Israel not willing to be a partner for peace
The Palestinians are ready to make peace with Israel. However, Israel is not ready to reciprocate. According to the latest polls, about half of the Palestinian public want to make peace with Israel and many are so desperate that they would be willing to accept a one-state solution, in which Arabs and Jews would have equal rights under the Israeli flag. The majority recognize that the militarily mighty Israel is here to stay.
Hence, peace to them is the only option. Armed resistance to occupation, which it can be argued is the Palestinians’ right under international law, has long been abandoned by the Palestinian authorities, as well as by the overwhelming majority of the Palestinian people. They are, however, rightly opposed to the imposed peace associated with Donald Trump’s plan. This American-sponsored deal would leave them with fragmented ghettos on less than 20 percent of the land of historical Palestine. After 70 years of searching in vain for justice and an independent state, no one should blame them for rejecting this ultimatum.
If the options are limited to this American deal and a one-state solution, many Palestinians think they would be better off with the latter option. Nearly 20 percent of Palestinians express a readiness to live in one state under the Israeli flag.
Not only are the desperate Palestinians fully ready for a credible peace deal with Israel, but the Arab states have also given up hope of defeating Israel and liberating Palestine. Today, there is an Arab partner for peace but there is no Israeli partner. The Arab governments want to give peace a chance. But the extreme right-wing coalition firmly in power in Israel does not.

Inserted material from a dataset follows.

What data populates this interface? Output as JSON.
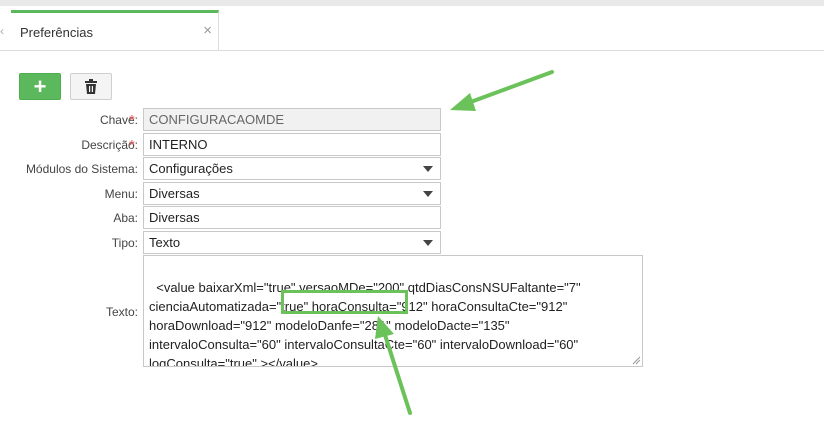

Arab states proposed a peace plan of their own back in 2002. This 20-year-old Arab peace plan has never been reciprocated by any Israeli government. At the Beirut Arab League summit of 2002, 22 states unanimously adopted the Arab Peace Initiative — a historic document that offered a formula for ending not only the Palestinian-Israeli conflict, but also the wider, lingering Arab-Israeli conflict, and achieve a collective peace, security for all, and normal relations. The initiative is still valid and is on the table, awaiting an Israeli response.
More significantly, even Arab public opinion, especially among the younger generation, is gradually inching toward accepting Israel as a fait accompli. Seventy years into the Arab-Israeli conflict, few people today call for the destruction of the state of Israel, even though Israel has become more racist, fascistic and colonialist. Only a few lunatics in Iran continue to use slogans about destroying Israel.
So, ironically, at a time when Palestinians and Arabs want to recognize Israel, normalize relations with it and live in peace, Israel is not interested. It is too arrogant to think of peace these days. The balance of power has dramatically shifted in its favor over the past 20 years. It has now become the Goliath, not the David, of the region. Israeli logic is simple: Arabs are in shambles and the worst shape ever, while Israel is strong and in the best shape since its establishment in May 1948, so it can afford to dictate the terms of total Arab surrender. Certainly, Israel is no longer the underdog. It is not the smaller, weaker opponent that faces a much bigger, stronger adversary.
At a time when Palestinians and Arabs want to recognize Israel, normalize relations with it and live in peace, Israel is not interested
Israel wants to impose its will on Palestine and the rest of the Arab world. It has zero regard for international law, could not care less about world opinion, and is in no mood to compromise. It thinks that the time is ripe to fulfill its 120-year-old Zionist dream.
The current coalition government agreement, signed between Likud and the Blue and White alliance, is adamant that it will go through with its plan to apply Israeli sovereignty to parts of the West Bank. The latest polls indicate that more than half of Israeli settlers support the unilateral annexation of the West Bank, regardless of the reaction of Arabs, who Israel has militarily defeated four times already. The annexation, which is strongly supported by the Trump administration, is opposed by Arabs, the UN, Europe and the rest of the international community. More than 1,000 European parliamentarians from across the political spectrum issued a letter last week outlining their strong opposition to Israel’s plan to annex parts of the West Bank.
This annexation plan is a war on peace. The few rational voices in Israel — which are against the oppression of Palestinians, against injustice and racism, and reject the annexation plan — live on the margins of the country’s politics.
For more than 70 years, Israel has been on the wrong side of justice: Occupying Palestine, brutalizing Palestinians, building illegal settlements and setting up a fortress apartheid state. It has developed into a political beast that is totally out of control and certainly on the wrong side of peace and history.
• Abdulkhaleq Abdulla is a professor of political science from the UAE and author of “The Gulf Moment.”